Materials and Methods
Four-dimensional computed tomography (4D-CT) was acquired using a sinusoidal respiratory waveform (amplitude: 10 mm, breaths per minute [BPM]: 20). Three glass dosimeters were positioned at the superior edge, geometric center, and inferior edge of the tumor target. Internal target volume (ITV)-SBRT and gated-SBRT plans were created and delivered under nine respiratory conditions (BPM: 10–30, amplitude: 5–30 mm).
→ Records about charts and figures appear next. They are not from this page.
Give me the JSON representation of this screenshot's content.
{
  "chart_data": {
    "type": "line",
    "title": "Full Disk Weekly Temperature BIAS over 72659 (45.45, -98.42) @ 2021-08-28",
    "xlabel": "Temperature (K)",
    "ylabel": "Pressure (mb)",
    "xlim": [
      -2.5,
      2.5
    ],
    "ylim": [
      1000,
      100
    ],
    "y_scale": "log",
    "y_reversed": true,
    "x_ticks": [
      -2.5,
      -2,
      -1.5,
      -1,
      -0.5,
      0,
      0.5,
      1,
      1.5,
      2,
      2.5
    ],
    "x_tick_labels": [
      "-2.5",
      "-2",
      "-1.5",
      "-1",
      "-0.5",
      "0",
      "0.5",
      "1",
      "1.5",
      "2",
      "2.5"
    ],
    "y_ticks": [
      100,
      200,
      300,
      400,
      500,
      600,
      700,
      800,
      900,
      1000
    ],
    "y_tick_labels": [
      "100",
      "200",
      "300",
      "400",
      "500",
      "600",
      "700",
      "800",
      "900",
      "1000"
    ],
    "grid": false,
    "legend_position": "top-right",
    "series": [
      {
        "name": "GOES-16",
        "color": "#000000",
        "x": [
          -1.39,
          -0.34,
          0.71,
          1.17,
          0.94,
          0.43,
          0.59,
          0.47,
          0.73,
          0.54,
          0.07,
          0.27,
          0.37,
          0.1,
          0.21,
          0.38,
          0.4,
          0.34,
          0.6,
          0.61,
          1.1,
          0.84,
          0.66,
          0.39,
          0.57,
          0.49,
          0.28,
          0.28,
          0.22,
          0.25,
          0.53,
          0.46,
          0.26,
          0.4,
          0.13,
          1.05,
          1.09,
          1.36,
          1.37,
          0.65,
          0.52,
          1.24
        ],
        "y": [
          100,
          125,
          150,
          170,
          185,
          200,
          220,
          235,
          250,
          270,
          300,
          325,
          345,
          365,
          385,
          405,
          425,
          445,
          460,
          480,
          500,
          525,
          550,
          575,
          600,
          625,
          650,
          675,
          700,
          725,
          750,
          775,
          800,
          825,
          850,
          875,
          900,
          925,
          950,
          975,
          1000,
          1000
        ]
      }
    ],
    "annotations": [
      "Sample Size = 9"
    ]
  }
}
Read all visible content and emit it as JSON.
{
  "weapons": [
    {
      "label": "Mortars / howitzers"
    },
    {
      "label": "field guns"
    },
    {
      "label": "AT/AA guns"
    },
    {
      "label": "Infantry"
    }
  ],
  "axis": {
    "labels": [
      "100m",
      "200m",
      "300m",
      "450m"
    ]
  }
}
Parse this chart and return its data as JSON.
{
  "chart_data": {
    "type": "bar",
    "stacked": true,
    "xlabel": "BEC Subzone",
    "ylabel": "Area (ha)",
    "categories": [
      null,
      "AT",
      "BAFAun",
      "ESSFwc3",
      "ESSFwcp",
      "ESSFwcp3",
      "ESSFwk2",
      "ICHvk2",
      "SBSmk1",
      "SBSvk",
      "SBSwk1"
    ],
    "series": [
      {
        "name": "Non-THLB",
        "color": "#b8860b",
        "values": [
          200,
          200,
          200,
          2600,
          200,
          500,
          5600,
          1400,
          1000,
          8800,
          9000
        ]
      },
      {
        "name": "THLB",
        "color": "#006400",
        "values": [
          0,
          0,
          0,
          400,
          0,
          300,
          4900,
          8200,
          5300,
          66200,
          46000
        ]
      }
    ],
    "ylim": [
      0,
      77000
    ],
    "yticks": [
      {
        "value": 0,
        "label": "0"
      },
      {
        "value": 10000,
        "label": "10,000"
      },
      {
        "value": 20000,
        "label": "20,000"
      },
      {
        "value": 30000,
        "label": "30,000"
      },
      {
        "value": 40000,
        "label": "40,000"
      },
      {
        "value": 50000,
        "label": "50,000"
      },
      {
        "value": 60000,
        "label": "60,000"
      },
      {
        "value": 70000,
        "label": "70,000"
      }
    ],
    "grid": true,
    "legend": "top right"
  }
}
Treatment was considered acceptable if the delivered dose to the glass dosimeters remained within the D5%–D95% of the gross tumor volume.
Results
BPM had minimal effect on ITV-SBRT, with the doses delivered to the target remaining within the acceptable range for all BPMs. However, amplitude significantly affected SBRT accuracy. For ITV-SBRT, increase in amplitude caused underdose at both the superior and inferior edges. In gated-SBRT, higher amplitude led to significant underdosing at superior edge of the target than that observed in ITV-SBRT, while inferior edge remained within the acceptable dose range. Underdose worsened with increasing amplitude, and 10 mm increase from the reference caused it to fall below the acceptable range (D95%).
Conclusion
Respiratory motion significantly affects dose delivery accuracy in lung SBRT, with amplitude playing a critical role. An amplitude increase of ≥ 10 mm from CT acquisition during SBRT delivery resulted in a significant target underdosing below the clinically acceptable threshold.